Smoking status was categorized into current smoker (a person who smokes cigarettes daily), ex-smoker (a person who smoked in the past but does not smoke cigarettes currently), and never smoker (a person who has never smoked a cigarette). Based on how often participants consumed any type of alcohol, alcohol consumption was assessed into three categories: one drink or less per week, two or three drinks per week, and four drinks or more per week. Physical activity was divided into three groups according to frequency of exercise: one time or less per week, two or three times per week, and four times or more per week. KNHANES adopted the International Physical Activity Questionnaire for the frequency of physical activity. If they were being treated for any disease, they were asked for data on the diagnosis and for a list of medications being taken. Menopause was defined as the participant's self-reported menopause status or having had hysterectomy. Completed questionnaires were reviewed by trained staff and entered into a database. Body weight and height were measured to the nearest 0.1 kg and 0.1 cm, respectively, with participants wearing light indoor clothing without shoes. Body mass index was calculated as the ratio of weight (kg) to height squared (m). Blood pressure was measured on the right arm using a standard mercury sphygmomanometer (Baumanometer, Copiague, NY). Systolic and diastolic blood pressure readings were recorded twice at 5-minute intervals and averaged for analysis. After a 12-hour overnight fast, blood samples were obtained from the participants through an antecubital vein. Fasting plasma glucose, triglyceride, and high-density lipoprotein cholesterol levels were measured using an ADVIA1650 autoanalyzer (Siemens Medical Solutions Diagnostics, Erlangen, Germany). Ophthalmologic examinations were performed by study ophthalmologists, using a slit lamp (Haag-Streit model BQ-900; Haag-Streit AG, Koeniz, Switzerland), to determine the presence of diseases in the anterior segment of the eye and to measure intraocular pressure. Intraocular pressure in both eyes was measured with a Goldmann applanation tonometer, and the mean of the values was used as outcome.

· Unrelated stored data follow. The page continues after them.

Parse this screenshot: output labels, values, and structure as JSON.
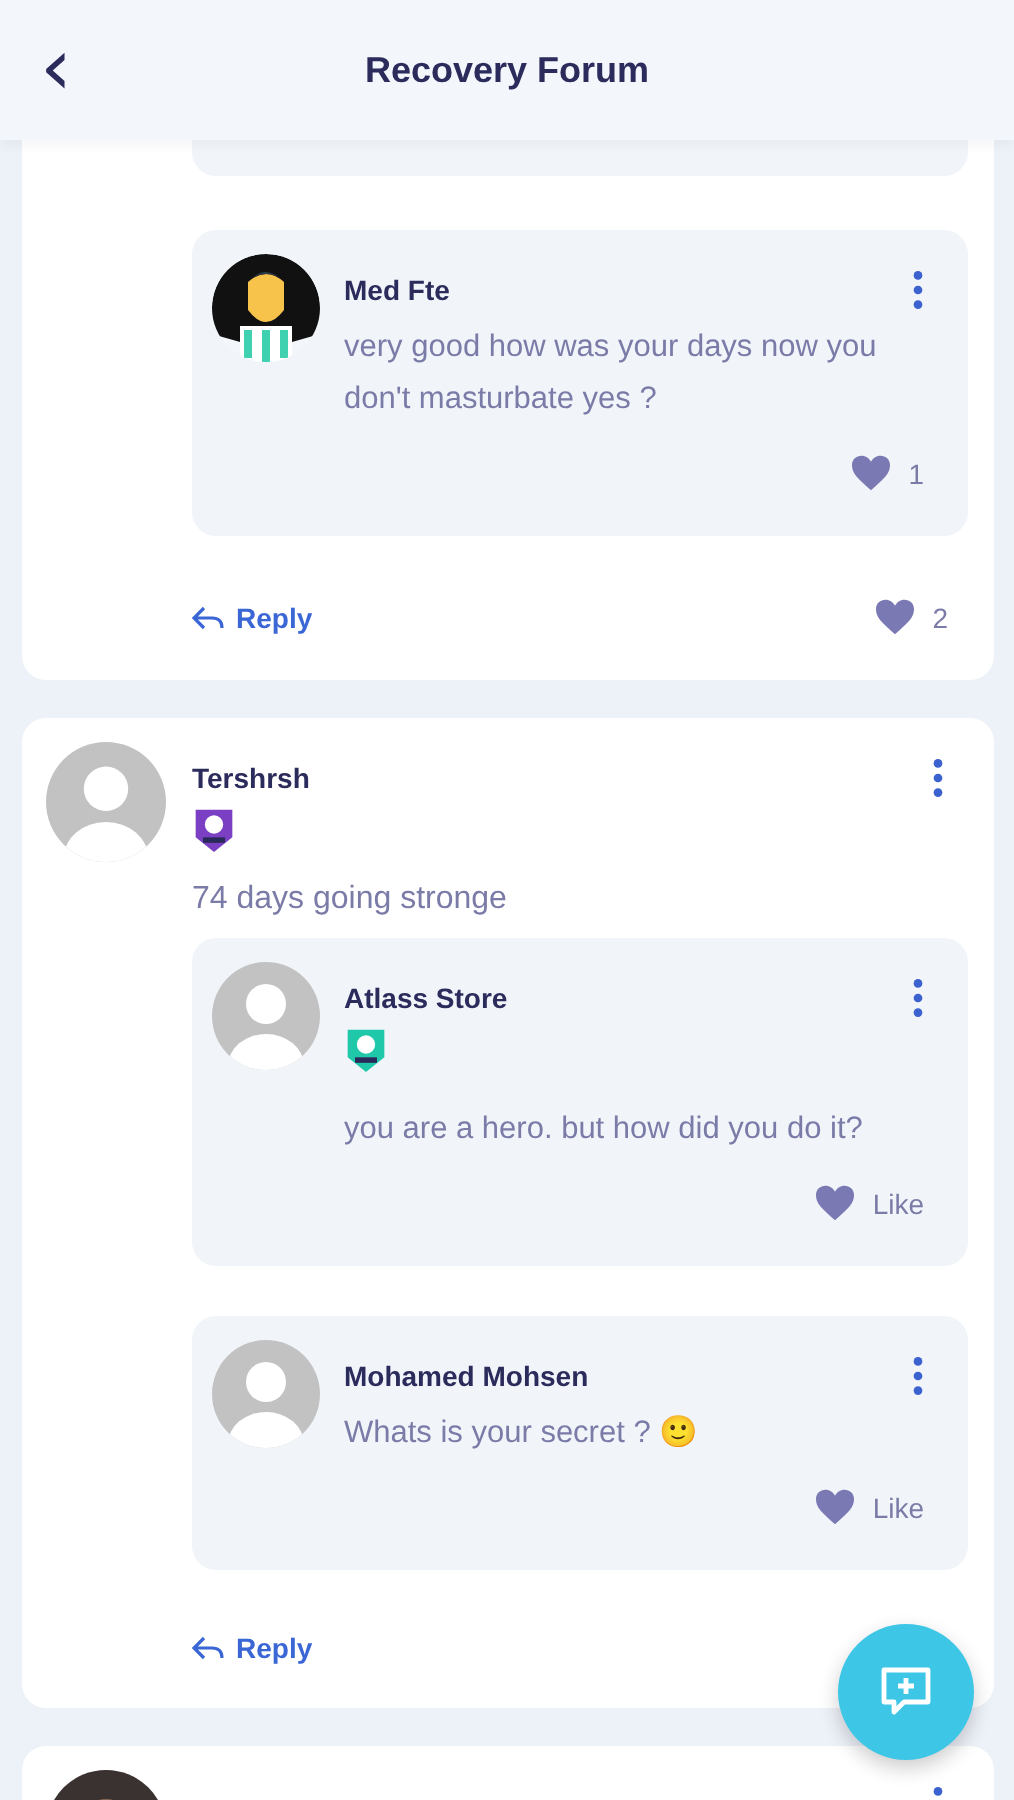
{
  "header": {
    "back_icon": "‹",
    "title": "Recovery Forum"
  },
  "threads": [
    {
      "kind": "partial",
      "replies": [
        {
          "kind": "partial"
        },
        {
          "kind": "comment",
          "author": "Med Fte",
          "avatar": {
            "kind": "figure"
          },
          "text": "very good how was your days now you don't masturbate yes ?",
          "like_label": "1"
        }
      ],
      "reply_label": "Reply",
      "like_label": "2"
    },
    {
      "kind": "post",
      "author": "Tershrsh",
      "avatar": {
        "kind": "default"
      },
      "badge": {
        "color": "#7b3fc4"
      },
      "text": "74 days going stronge",
      "replies": [
        {
          "kind": "comment",
          "author": "Atlass Store",
          "avatar": {
            "kind": "default"
          },
          "badge": {
            "color": "#1fc8a8"
          },
          "text": "you are a hero. but how did you do it?",
          "like_label": "Like"
        },
        {
          "kind": "comment",
          "author": "Mohamed Mohsen",
          "avatar": {
            "kind": "default"
          },
          "text": "Whats is your secret ? 🙂",
          "like_label": "Like"
        }
      ],
      "reply_label": "Reply"
    },
    {
      "kind": "cut"
    }
  ]
}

Definition of Metabolic Syndrome
The National Cholesterol Education Program Adult Treatment Panel III’s modified definition of metabolic syndrome was used. Metabolic syndrome was defined by the presence of three or more of the following risk factors: (1) abdominal obesity (waist circumference ≥80 cm); (2) elevated blood pressure (systolic/diastolic blood pressure ≥130/85 mm Hg and/or taking antihypertensive medication); (3) impaired fasting glucose (≥100 mg/dL), diagnosis of diabetes mellitus, and/or taking insulin or diabetic pill; (4) raised plasma triglycerides (≥150 mg/dL); and (5) low high-density lipoprotein cholesterol (<50 mg/dL).
Statistical Analysis
Data from the 2008 National Census, carried out by the Korea National Statistical Office, were used to define the standard population. Statistical estimates were weighted to represent the total population in Korea. Demographic and biochemical characteristics of the study population, according to menopause status, were compared using independent two-sample t test for continuous variables and χ test for categorical variables. Mean intraocular pressure according to the number of metabolic syndrome characteristics was calculated using one-way analysis of variance. Mean age-adjusted intraocular pressure according to metabolic syndrome components was calculated using analysis of covariance. Multiple linear regression analysis was used to assess the relationship between metabolic syndrome and intraocular pressure after adjusting for confounding variables according to menopause status. All analyses were conducted using SAS statistical software, version 9.1 (SAS Institute Inc., Cary, NC). All statistical tests were two-sided, and statistical significance was determined at P < 0.05.